Mi hermana me comenta pausadamente que soy tío, cuñado y
mil parentescos más, también me dice que mis amigos están esperándome en el Café
Müller para contarme batallitas y que en el barrio ya me llamaban Leonard Lowe.
Mi padre, disimuladamente, corre la cortina para que no vea por la ventana un
cartel publicitario. Demasiado tarde, ya he visto que quien fue un buen amigo
es el máximo dirigente de la derecha más rancia.
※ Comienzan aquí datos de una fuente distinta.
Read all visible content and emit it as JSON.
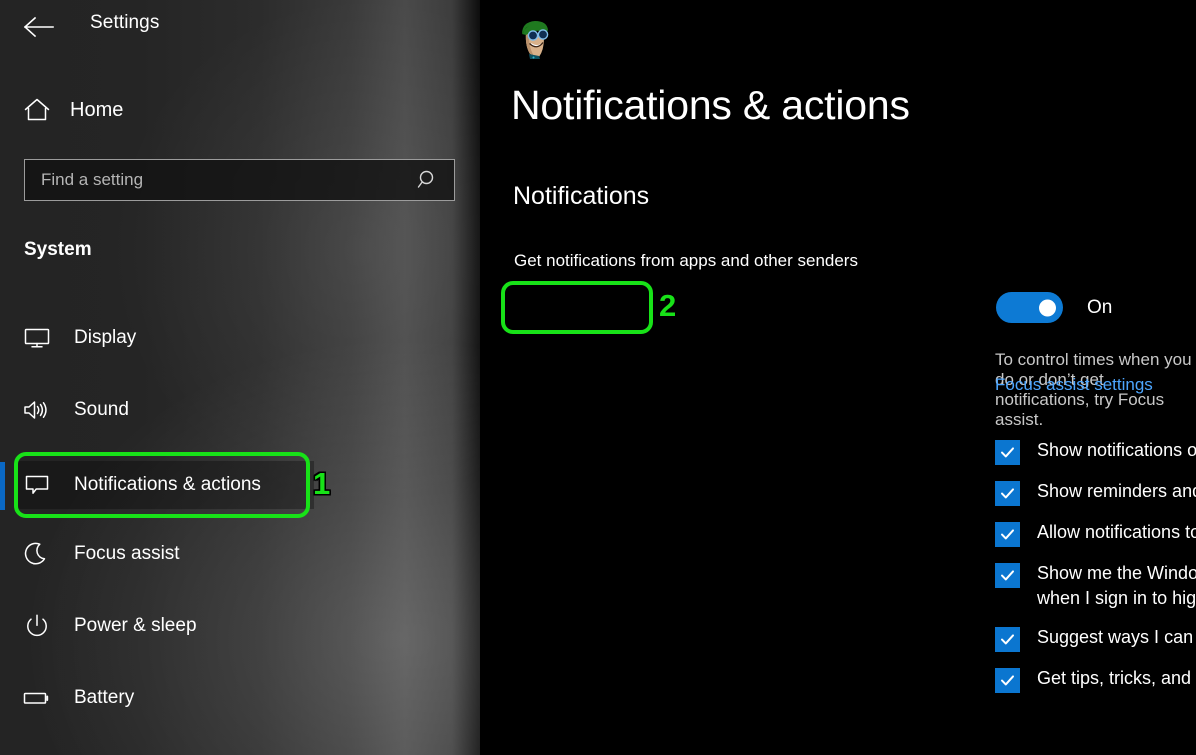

La conversación con mi madre es la que más me interesa,
me habla de que le queda sólo un mes para jubilarse, de que va a echar de menos
el boli rojo de corregir. Le digo que no he parado de imaginar que la educación
era el motor y la prioridad nuevamente de nuestro país, que las tecnologías
incipientes que yo conocí serían ya indispensables en las aulas y que los
alumnos llegarían al colegio en dron. Bueno, ahí me he venido un poco arriba,
pero es que quince años de sueño son muchos. Más o menos me da la razón,
asiente con la cabeza y reconoce que la educación vuelve a estar sana, más
activa que nunca y que es toda una experta en Moodle y en booktrailers.
De
pronto, me saca una especie de híbrido tecnológico entre periódico y tablet que
no sabría cómo catalogarlo donde, en portada, aparece el ministro de TIC
hablando sobre una nueva aplicación para las aulas. “¡Es Rovira!”, exclamo. “Debes
ponerte al día”, me susurra mi madre.
Y
cuando pienso que en estos quince años todo ha cambiado para bien, pongo la
radio (que gracias a Dios todavía existe) y en el repaso a la quiniela me doy
cuenta de que hay algo que sigue tal cual lo dejé: “Hércules-Mallorca, dos”.